Versioning


Upcoming elasticsearch 0.15 has some very cool features baked into it, one of those is versioning. Each document indexed in elasticsearch is now versioned and this allow for some cool operations done on it. But first, a simple example, starting with an index request:

curl -XPUT 'localhost:9200/twitter/tweet/1?pretty=true' -d '{
    "message" : "elasticsearch now has versioning support!"
}'

This is all business as usual, the interesting bit is in the response:

{
  "ok" : true,
  "_index" : "twitter",
  "_type" : "tweet",
  "_id" : "1",
  "_version" : 1
}

Notice the _version returned when performing an index operation. This is now the version associated with this tweet registered with id 1. If we do a get, we will get the version as well:

curl -XGET 'localhost:9200/twitter/tweet/1?pretty=true'
{
  "_index" : "twitter",
  "_type" : "tweet",
  "_id" : "1",
  "_version" : 1, 
  "_source" : {
      "message" : "elasticsearch now has versioning support!"
   }
}

Same applies when doing a search, we will get a _version per search hit.

Optimistic Concurrency Control

Now, the interesting bits can start, as we can use the versioning feature to perform optimistic concurrency control.
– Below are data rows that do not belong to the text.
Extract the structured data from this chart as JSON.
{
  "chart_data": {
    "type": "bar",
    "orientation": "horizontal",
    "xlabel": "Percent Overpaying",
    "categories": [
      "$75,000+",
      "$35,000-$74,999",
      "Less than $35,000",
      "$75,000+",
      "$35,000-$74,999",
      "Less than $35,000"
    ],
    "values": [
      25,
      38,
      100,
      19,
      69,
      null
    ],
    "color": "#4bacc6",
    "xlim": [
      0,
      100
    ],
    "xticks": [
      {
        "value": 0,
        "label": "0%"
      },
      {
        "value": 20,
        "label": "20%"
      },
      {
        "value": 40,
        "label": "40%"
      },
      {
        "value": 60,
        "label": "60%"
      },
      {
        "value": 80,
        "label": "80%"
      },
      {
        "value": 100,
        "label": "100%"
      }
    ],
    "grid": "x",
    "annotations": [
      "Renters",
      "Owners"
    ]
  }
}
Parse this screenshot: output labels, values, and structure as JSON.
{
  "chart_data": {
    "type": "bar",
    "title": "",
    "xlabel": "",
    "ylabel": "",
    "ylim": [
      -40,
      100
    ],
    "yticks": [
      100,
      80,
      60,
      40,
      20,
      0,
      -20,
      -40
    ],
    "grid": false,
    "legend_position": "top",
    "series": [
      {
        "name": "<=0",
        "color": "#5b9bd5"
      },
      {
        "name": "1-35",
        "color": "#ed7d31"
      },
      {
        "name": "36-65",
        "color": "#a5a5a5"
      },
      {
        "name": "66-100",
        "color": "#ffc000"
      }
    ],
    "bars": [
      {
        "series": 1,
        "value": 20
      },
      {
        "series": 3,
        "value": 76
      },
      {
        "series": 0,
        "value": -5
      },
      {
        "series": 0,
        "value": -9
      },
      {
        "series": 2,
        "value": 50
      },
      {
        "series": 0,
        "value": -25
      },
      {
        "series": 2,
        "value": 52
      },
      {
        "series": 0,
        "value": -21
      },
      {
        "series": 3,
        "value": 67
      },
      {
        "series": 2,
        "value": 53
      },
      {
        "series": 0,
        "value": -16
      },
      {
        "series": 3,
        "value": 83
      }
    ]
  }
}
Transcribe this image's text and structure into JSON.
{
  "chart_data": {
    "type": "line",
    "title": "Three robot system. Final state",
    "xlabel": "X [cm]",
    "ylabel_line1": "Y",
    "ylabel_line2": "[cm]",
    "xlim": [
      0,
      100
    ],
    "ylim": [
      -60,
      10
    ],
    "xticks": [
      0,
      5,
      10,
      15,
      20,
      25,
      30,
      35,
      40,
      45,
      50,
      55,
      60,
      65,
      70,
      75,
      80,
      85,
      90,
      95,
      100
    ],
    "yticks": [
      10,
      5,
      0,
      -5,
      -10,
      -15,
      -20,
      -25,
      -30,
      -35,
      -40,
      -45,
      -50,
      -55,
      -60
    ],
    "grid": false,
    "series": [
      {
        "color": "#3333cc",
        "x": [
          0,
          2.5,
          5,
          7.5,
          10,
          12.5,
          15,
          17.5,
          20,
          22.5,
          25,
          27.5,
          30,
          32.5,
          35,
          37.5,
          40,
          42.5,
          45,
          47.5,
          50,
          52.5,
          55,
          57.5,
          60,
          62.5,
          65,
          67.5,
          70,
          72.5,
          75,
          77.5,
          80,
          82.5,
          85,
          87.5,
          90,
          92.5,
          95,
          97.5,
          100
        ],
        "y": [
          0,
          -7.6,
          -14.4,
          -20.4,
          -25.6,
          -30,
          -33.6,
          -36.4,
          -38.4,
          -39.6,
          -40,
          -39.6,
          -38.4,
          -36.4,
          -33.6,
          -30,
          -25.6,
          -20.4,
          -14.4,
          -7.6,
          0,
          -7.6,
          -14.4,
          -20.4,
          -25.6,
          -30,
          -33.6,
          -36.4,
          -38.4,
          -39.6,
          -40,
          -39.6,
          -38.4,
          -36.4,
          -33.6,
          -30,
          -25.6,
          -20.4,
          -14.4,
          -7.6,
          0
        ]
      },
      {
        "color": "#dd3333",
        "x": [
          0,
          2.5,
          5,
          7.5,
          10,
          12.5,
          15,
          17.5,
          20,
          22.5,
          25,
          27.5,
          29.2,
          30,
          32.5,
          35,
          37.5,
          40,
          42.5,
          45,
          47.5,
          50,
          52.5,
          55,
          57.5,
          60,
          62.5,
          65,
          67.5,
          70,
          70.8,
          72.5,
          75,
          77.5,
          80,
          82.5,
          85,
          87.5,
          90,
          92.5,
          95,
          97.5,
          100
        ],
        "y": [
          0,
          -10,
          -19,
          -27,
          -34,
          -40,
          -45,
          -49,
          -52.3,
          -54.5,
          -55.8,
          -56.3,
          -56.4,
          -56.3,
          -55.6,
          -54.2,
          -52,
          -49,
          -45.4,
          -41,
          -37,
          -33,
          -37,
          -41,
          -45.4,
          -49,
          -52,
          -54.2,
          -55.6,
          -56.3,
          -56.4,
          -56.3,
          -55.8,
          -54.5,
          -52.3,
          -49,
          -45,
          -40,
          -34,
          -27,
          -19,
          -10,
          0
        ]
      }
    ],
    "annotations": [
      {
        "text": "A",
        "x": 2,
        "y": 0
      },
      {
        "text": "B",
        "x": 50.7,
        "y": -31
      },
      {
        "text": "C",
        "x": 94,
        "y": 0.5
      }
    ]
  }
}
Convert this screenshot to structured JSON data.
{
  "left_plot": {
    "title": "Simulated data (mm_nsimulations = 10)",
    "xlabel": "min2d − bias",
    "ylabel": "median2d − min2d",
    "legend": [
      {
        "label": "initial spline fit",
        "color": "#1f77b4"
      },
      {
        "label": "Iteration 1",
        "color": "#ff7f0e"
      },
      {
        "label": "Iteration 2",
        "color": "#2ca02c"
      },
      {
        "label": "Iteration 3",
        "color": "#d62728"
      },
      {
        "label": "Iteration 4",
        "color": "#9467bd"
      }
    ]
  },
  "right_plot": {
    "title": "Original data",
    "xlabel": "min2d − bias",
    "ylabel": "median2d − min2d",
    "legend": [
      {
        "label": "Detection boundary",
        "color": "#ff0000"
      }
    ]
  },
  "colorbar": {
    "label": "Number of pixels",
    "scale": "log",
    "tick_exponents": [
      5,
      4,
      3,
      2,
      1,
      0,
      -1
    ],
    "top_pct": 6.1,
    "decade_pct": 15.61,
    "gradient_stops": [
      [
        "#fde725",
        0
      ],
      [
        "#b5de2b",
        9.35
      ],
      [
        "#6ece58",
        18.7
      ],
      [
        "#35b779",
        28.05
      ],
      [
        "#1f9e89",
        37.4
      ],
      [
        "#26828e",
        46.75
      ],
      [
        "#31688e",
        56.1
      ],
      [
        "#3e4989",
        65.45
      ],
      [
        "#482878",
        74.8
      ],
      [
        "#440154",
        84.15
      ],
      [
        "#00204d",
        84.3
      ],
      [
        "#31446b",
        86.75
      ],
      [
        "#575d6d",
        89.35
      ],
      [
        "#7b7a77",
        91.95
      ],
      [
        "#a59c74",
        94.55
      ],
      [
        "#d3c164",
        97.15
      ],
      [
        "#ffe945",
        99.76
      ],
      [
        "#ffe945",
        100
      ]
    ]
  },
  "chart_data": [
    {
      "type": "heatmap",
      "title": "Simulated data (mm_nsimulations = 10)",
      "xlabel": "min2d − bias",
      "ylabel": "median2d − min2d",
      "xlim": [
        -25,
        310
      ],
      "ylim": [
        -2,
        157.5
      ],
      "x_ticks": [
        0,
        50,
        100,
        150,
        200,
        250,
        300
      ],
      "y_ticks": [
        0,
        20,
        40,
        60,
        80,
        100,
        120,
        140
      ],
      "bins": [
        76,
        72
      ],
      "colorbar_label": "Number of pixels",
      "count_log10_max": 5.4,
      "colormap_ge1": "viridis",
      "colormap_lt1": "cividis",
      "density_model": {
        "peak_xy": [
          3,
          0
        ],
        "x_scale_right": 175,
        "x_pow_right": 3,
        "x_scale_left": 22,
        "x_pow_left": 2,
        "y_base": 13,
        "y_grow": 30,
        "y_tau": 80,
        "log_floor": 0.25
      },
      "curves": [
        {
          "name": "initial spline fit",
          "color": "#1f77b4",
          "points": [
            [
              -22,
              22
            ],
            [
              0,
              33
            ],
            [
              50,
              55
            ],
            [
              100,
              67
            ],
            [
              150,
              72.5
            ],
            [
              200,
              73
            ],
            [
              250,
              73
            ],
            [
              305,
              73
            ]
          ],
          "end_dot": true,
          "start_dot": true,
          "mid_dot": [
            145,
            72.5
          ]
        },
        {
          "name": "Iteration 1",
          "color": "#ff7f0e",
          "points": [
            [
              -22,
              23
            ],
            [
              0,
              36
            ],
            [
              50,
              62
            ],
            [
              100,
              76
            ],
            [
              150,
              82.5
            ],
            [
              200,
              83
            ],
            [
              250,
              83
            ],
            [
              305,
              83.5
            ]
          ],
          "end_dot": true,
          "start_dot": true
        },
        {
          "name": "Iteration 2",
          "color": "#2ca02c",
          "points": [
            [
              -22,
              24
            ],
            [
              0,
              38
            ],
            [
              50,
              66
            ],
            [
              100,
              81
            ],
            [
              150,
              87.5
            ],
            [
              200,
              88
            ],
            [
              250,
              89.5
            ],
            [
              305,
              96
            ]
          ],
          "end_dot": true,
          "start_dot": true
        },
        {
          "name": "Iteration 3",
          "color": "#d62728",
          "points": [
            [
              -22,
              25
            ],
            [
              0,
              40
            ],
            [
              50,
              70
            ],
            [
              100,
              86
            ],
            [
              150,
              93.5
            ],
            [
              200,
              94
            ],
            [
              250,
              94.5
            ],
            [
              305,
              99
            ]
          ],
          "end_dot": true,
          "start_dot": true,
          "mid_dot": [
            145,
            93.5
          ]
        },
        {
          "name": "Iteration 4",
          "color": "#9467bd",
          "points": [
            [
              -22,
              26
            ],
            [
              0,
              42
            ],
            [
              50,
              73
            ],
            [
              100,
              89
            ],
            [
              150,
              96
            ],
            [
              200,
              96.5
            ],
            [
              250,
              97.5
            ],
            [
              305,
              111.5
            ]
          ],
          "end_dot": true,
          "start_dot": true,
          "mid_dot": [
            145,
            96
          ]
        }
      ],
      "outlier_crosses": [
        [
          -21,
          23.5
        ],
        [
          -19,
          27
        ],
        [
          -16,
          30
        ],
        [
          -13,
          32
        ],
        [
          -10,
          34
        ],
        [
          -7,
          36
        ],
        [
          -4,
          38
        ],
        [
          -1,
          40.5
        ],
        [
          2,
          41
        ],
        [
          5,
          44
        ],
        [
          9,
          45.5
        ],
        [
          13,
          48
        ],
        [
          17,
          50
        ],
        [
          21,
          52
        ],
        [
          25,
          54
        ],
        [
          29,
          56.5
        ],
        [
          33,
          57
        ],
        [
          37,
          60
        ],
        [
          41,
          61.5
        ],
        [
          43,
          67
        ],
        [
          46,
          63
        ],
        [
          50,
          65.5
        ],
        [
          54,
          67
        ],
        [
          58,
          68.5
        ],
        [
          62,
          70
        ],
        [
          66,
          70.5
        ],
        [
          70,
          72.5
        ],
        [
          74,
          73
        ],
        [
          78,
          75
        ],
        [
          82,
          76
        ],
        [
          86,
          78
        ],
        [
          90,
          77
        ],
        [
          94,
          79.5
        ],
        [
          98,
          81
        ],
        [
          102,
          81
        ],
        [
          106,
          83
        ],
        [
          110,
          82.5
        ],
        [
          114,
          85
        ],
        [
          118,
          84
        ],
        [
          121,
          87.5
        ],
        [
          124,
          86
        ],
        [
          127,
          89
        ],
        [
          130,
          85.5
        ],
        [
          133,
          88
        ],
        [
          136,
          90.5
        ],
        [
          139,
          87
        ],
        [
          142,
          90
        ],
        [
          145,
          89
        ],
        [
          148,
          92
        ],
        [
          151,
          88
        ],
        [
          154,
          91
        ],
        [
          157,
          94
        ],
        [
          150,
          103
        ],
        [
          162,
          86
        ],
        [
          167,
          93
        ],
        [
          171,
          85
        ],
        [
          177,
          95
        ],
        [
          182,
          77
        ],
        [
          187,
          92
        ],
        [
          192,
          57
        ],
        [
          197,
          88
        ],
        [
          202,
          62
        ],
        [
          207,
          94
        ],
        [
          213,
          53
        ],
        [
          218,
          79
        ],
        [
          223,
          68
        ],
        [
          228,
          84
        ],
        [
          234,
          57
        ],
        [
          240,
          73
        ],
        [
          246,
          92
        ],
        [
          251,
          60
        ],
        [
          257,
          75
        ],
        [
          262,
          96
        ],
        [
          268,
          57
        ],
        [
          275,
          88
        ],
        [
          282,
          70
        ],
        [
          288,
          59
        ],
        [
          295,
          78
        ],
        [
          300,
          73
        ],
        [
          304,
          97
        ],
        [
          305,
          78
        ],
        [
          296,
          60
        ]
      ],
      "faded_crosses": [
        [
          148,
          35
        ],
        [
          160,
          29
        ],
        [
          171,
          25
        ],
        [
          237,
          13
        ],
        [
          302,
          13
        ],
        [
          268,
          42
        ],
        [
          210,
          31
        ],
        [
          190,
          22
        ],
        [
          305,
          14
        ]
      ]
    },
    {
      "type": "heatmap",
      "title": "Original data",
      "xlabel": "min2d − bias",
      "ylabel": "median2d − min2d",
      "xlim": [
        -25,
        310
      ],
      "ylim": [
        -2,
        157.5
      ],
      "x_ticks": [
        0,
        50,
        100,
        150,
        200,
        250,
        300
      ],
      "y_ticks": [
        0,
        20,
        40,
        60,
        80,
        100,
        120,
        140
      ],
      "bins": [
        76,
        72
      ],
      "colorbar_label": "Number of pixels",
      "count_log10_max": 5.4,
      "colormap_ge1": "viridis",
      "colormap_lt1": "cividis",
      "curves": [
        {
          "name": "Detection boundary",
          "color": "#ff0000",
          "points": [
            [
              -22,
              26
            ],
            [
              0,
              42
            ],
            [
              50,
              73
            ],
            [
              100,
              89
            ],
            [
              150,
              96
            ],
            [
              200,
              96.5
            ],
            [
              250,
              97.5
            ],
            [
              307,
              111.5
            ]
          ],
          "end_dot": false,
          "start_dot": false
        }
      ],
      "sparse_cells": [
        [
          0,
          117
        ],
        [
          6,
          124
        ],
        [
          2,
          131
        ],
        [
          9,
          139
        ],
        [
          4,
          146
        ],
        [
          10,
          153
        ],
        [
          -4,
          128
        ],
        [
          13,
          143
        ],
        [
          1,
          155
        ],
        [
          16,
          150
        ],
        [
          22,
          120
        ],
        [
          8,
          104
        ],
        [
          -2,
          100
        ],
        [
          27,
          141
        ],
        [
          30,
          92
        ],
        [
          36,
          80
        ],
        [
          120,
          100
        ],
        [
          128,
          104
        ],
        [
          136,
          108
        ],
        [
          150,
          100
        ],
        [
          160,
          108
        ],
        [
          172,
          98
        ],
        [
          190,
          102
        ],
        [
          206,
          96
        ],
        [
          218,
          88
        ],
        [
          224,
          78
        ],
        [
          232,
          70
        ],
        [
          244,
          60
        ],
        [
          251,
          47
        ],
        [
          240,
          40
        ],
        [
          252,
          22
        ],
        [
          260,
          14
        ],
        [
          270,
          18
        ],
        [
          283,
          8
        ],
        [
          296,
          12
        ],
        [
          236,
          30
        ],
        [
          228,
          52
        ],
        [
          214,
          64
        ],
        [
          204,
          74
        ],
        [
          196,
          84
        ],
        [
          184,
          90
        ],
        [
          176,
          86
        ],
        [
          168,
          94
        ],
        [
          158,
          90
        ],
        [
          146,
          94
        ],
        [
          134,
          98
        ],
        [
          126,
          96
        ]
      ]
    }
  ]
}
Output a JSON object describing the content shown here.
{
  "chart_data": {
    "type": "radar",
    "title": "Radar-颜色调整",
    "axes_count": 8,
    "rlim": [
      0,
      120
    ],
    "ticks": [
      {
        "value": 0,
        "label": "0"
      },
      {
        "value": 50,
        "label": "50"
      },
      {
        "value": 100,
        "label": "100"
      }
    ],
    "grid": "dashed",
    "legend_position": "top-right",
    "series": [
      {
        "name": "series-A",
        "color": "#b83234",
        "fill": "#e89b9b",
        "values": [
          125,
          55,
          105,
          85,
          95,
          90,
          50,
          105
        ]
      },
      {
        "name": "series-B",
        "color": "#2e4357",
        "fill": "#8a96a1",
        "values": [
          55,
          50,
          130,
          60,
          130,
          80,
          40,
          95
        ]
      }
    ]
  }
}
For example, lets say we update the first tweet we indexed:

curl -XPUT 'localhost:9200/twitter/tweet/1?pretty=true' -d '{
    "message" : "elasticsearch now has versioning support, cool!"
}'

What we will get back is:

{
  "ok" : true,
  "_index" : "twitter",
  "_type" : "tweet",
  "_id" : "1",
  "_version" : 2
}

Note the _version value has been incremented to 2. But, we can also provide the version that we would like the update to be performed:

curl -XPUT 'localhost:9200/twitter/tweet/1?version=2&pretty=true' -d '{
    "message" : "elasticsearch now has versioning support, double cool!"
}'

This will update the tweet again, and increment its version to 3. Now, lets say someone wanted to do another update on a stale data, and execute the above again:

curl -XPUT 'localhost:9200/twitter/tweet/1?version=2&pretty=true' -d '{
    "message" : "elasticsearch now has versioning support, stale cool!"
}'

What we would get now is a conflict, with the HTTP error code of 409 and a response:

{
  "error" : "VersionConflictEngineException[[twitter][2] [tweet][1]: version conflict, current [3], required [2]]"
}

This notion is very powerful, especially with the near real time aspect of elasticsearch. Version information is completely real time, thus, a get and an index can be repeated until the index has been refreshed without the need to call explicit refresh each time.

Put if Absent

The versioning feature now allow to perform a “put if absent” logic by using the create flag when indexing, for example, lets say we want to create the first tweet (its already there in the index):

curl -XPUT 'localhost:9200/twitter/tweet/1?op_type=create&pretty=true' -d '{
    "message" : "elasticsearch now has versioning support, but I am not absent...!"
}'

Now, we would get an error that the document already exists, with an HTTP response code of 409.

{
  "error" : "DocumentAlreadyExistsEngineException[[twitter][2] [tweet][1]: document already exists]"
}

Other Nice Side Effects

  • When deleting, and the document does not exists, a flag indicating that it was not found will be returned with an HTTP return code of 404.
  • There is no longer a need to use the create operation type to improve indexing speed, a doc is automatically “created” (and not “updated”) if it does not exists.